Educational Design: Thinking & Practice

Background

The research area of educational design is broadly concerned with processes and products in the area of educational practices. Within this field education is understood as an activity that has to be intentionally designed. It draws inspiration from a variety of different areas such as design theory and methods, educational research, and technology-enhanced learning.

The motivation of the research unit is to establish a design culture in education that will enable intentional change of the present to create a desired future educational practice. This is done through taking advantage of the tools, methods and processes already established within the field of design.

The research unit carries out educational design research by applying concepts such as Design Based Research, Research through Design, Learning Design, Educational Technology, Design Patterns, and Curriculum Design.

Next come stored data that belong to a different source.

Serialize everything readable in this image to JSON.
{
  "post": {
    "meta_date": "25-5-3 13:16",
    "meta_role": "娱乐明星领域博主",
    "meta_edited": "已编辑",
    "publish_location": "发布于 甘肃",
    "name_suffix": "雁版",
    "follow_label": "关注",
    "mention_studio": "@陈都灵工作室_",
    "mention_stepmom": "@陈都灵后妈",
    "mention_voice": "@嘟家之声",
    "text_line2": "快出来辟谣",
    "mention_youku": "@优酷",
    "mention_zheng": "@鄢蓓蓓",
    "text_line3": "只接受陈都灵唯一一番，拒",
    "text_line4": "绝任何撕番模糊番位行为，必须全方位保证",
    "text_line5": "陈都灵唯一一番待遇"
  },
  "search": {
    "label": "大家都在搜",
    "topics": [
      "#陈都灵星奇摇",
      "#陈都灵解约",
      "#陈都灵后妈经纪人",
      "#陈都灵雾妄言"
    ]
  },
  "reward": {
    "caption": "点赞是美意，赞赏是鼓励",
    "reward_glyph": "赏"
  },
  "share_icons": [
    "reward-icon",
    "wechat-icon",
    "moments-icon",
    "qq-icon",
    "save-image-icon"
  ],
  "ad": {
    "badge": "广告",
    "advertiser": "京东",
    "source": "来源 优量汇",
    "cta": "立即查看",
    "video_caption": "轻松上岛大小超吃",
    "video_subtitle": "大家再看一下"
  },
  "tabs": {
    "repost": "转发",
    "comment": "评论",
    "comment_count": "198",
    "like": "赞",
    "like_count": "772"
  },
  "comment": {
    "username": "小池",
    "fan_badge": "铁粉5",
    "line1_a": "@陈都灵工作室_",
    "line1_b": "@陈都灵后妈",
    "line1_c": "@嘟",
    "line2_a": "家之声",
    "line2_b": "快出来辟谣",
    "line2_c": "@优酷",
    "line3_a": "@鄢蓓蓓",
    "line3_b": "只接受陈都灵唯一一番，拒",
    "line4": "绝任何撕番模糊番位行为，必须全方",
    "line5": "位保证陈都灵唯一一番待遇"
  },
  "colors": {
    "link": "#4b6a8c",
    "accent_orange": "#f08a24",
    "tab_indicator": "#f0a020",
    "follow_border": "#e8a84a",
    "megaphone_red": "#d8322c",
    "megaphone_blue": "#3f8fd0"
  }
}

There is a need for new educational designs, activities, practices, formats, technologies, curricula, spaces and institutions that cater for the changed landscape in which education finds itself today. To meet this challenge, we need to develop methods for intentional, reflective and meaningful educational design practice. Developing a design practice within education allows us to move from diagnosing to prescribing, and from analysing the present landscape to creating future landscapes.

Research objectives

The research unit engages with the above through a multi-pronged approach that works with the following research objectives:

  1. developing educational design thinking and practice,
  2. developing tools, methods and processes enabling researchers, teachers and students to become educational designers,
  3. creating new forms of educational designs in the form of e.g. patterns, units, courses or curricula,
  4. involving students and teachers as partners through the domain of participatory design cultures, and
  5. involving technology and media as a partner in education by designing new educational media and technology practices.

Research questions

  • How might we enable and support design thinking for teachers and students?
  • How might we create tools, methods and processes that enable teachers to become educational designers in their own practice?
  • How can education be designed in ways that keep the value and worth of the learner’s experience and interaction in the centre?
  • How can we design for dialogue and participation in education?
  • How can we create hybrid educational designs that allow participation across institutional boundaries?
  • How can courses be designed to support different learning objectives and levels of participation?
  • How might we design educational formats that enable interaction between students and society?